You have the right to:

  • Confidentiality under the DPA 1998, the Human Rights Act 1998 and the common law duty of confidence
  • Access your health records either by asking for a copy of all records about you or coming in to view your records, under supervision, on site (see below)
  • Have errors in your details corrected
  • Not have your data used for marketing purposes

Help us to help you—accuracy of data

Our staff should always verify your basic details such as name, address and GP practice each time you visit one of our sites. If they forget, then please remind them. If you spot errors when using an automated check-in kiosk then please inform a member of staff.

Always ensure that you:

  • Give us accurate and full information on first contact and check it
  • Let us know immediately if any of your personal details have changed or are incorrect, otherwise there is a danger you will miss crucial appointments or that we won’t be able to contact you quickly in an emergency
  • Provide your NHS number if possible
  • Always give your full regular registered name rather than a nickname/short name or other name, as match our records with your GP practice records—the spelling and order of names is particularly important and accounts for around 70% of errors

Access to your health records (Subject Access Request/SAR)

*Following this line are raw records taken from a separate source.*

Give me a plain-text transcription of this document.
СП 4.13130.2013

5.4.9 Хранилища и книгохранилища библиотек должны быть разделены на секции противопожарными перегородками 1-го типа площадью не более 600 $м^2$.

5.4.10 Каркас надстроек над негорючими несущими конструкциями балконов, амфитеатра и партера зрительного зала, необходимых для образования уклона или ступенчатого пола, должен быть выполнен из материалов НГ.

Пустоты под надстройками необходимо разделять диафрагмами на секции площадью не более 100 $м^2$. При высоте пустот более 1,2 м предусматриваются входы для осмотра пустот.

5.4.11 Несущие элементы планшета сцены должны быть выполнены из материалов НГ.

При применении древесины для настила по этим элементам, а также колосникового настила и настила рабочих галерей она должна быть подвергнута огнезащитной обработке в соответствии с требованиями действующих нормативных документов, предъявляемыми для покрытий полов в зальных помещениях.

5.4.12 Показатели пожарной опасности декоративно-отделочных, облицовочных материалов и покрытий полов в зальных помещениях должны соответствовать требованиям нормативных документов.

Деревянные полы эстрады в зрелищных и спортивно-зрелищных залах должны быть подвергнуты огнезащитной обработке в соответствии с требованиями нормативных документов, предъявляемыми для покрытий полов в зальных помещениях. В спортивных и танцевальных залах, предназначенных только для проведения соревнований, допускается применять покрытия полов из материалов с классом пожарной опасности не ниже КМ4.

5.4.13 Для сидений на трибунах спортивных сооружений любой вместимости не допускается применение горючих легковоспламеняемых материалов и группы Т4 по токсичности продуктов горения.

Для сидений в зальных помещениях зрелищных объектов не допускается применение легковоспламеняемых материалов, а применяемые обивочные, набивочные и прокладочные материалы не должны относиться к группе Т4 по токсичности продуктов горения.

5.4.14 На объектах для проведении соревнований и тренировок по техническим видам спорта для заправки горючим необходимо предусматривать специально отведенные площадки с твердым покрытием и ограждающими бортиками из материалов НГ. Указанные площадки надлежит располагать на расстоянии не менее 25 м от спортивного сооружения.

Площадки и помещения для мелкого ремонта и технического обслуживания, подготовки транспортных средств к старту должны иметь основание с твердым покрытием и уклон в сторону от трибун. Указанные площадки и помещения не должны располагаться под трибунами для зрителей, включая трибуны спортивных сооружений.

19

If you are a patient and require a copy of your health records, please see the ‘Requesting your medical records’ page. There is a charge for this service but you can come in and view your records, under supervision, for free.

Staff, volunteers and job applicants should contact our Human Resources department for copies of documentation we hold.

Guidance from the Information Commissioner's Office

The Information Commissioner’s Office (ICO) provides guidance on data sharing, subject access requests, freedom of information requests and many other subjects.